Protecting Clinical Study Subjects

By John Pezzullo

After you’ve designed your study and have described it in the protocol document, it’s time to set things in motion. In any research involving human subjects, two issues are of utmost importance:

  • Safety: Minimizing the risk of physical harm to the subjects from the product being tested and from the procedures involved in the study

  • Privacy/confidentiality: Ensuring that data collected during the study is not made public in a way that identifies a specific subject without the subject’s consent

Regulatory agencies

In the United States, several government organizations oversee human subjects’ protection:

  • Commercial pharmaceutical research is governed by the Food and Drug Administration (FDA).

  • Most academic biological research is sponsored by the National Institutes of Health (NIH) and is governed by the Office for Human Research Protections (OHRP).

Other countries have similar agencies. There’s also an organization — the International Conference on Harmonization (ICH) — that works to establish a set of consistent standards that can be applied worldwide. The FDA and NIH have adopted many ICH standards (with some modifications).

Working with Institutional Review Boards

For all but the very simplest research involving human subjects, you need the approval of an IRB — an Institutional (or Independent) Review Board — before enrolling any subjects into your study. You have to submit an application along with the protocol and an ICF (see the next section) to an IRB with jurisdiction over your research.

Most medical centers and academic institutions — and some pharmaceutical companies — have their own “internal” IRBs with jurisdiction over research conducted at their institution. If you’re not affiliated with one of these centers or institutions (for example, if you’re a physician in private practice), you may need the services of an “independent” or “free-standing” IRB. The sponsor of the research may suggest (or dictate) an IRB for the project.

Getting informed consent

An important part of protecting human subjects is making sure that they’re aware of the risks of a study before agreeing to participate in it. You must prepare an Informed Consent Form (ICF) describing, in simple language, the nature of the study, why it is being conducted, what is being tested, what procedures subjects will undergo, and what the risks and benefits are.

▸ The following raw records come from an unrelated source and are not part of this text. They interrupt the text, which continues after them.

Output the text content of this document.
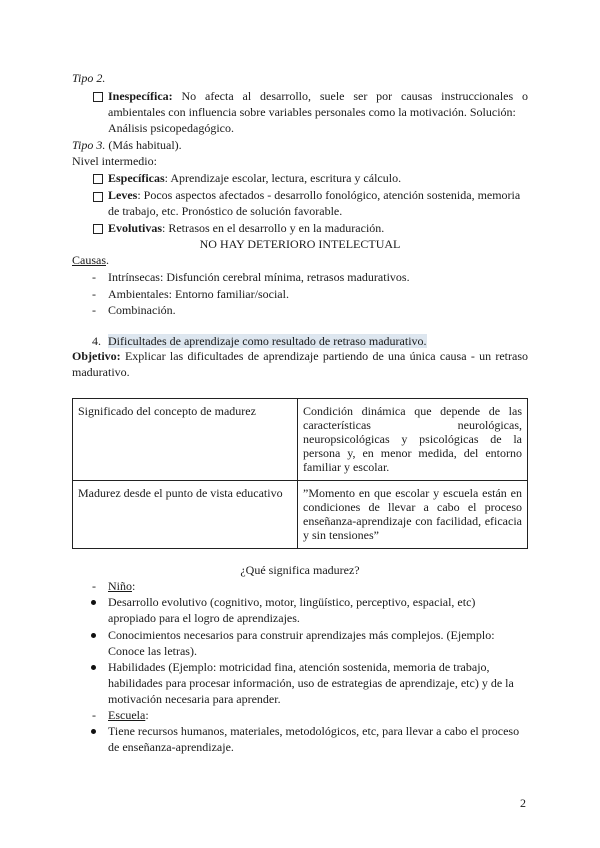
Tipo 2.
Inespecífica: No afecta al desarrollo, suele ser por causas instruccionales o
ambientales con influencia sobre variables personales como la motivación. Solución:
Análisis psicopedagógico.
Tipo 3. (Más habitual).
Nivel intermedio:
Específicas: Aprendizaje escolar, lectura, escritura y cálculo.
Leves: Pocos aspectos afectados - desarrollo fonológico, atención sostenida, memoria
de trabajo, etc. Pronóstico de solución favorable.
Evolutivas: Retrasos en el desarrollo y en la maduración.
NO HAY DETERIORO INTELECTUAL
Causas.
- Intrínsecas: Disfunción cerebral mínima, retrasos madurativos.
- Ambientales: Entorno familiar/social.
- Combinación.
4. Dificultades de aprendizaje como resultado de retraso madurativo.
Objetivo: Explicar las dificultades de aprendizaje partiendo de una única causa - un retraso
madurativo.
Significado del concepto de madurez	Condición dinámica que depende de las características neurológicas, neuropsicológicas y psicológicas de la persona y, en menor medida, del entorno familiar y escolar.
Madurez desde el punto de vista educativo	”Momento en que escolar y escuela están en condiciones de llevar a cabo el proceso enseñanza-aprendizaje con facilidad, eficacia y sin tensiones”
¿Qué significa madurez?
- Niño:
Desarrollo evolutivo (cognitivo, motor, lingüístico, perceptivo, espacial, etc)
apropiado para el logro de aprendizajes.
Conocimientos necesarios para construir aprendizajes más complejos. (Ejemplo:
Conoce las letras).
Habilidades (Ejemplo: motricidad fina, atención sostenida, memoria de trabajo,
habilidades para procesar información, uso de estrategias de aprendizaje, etc) y de la
motivación necesaria para aprender.
- Escuela:
Tiene recursos humanos, materiales, metodológicos, etc, para llevar a cabo el proceso
de enseñanza-aprendizaje.
2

Subjects must be told that they can refuse to participate and can withdraw at any time for any reason, without fear of retribution or the withholding of regular medical care. The IRB can usually provide ICF templates with examples of their recommended or required wording.

Prior to performing any procedures on a potential subject (including screening tests to see if they qualify for the study), you must give the ICF document to the subject and give her time to read it and decide whether she wants to participate. The subject’s agreement must be signed and witnessed.

The signed ICFs must be retained as part of the official documentation for the project, along with laboratory reports, ECG tracings, and records of all test products administered to the subjects and procedures performed on them. The sponsor, the regulatory agencies, the IRB, and other entities may call for these documents at any time.

Consider using data safety monitoring boards and committees

For clinical trials of products that are likely to be of low risk, investigators are usually responsible for being on the lookout for signs of trouble (unexpected adverse events, abnormal laboratory tests, and so forth) during the course of the study.

But for studies involving high-risk treatments (like cancer chemotherapy trials), a separate data safety monitoring board or committee (DSMB or DSMC) may be set up. A DSMB may be required by the sponsor, the investigator, the IRB, or a regulatory agency.

A DSMB typically has about six members (usually expert clinicians in the relevant area of research and a statistician) who meet at regular intervals to review the safety data acquired up to that point. The committee is authorized to modify, suspend, or even terminate a study if it has serious concerns about the safety of the subjects.

Getting certified in human subjects protection and good clinical practice

As you’ve probably surmised from the preceding sections, clinical research is fraught with regulatory requirements (with severe penalties for noncompliance), and you shouldn’t try to “wing it” and hope that everything goes well. You should ensure that you, along with any others who may be assisting you, are properly trained in matters relating to human subjects protection.

Fortunately, such training is readily available. Most hospitals and medical centers provide yearly training (often as a half-day session), after which you receive a certification in human subjects protection. Most IRBs and funding agencies require proof of certification from all people who are involved in the research. If you don’t have access to that training at your institution, you can get certified by taking an online tutorial offered by the NIH.

You should also have one or more of the people who will be involved in the research take a course in “good clinical practice” (GCP). GCP certification is also available online (enter “GCP certification” in your favorite browser).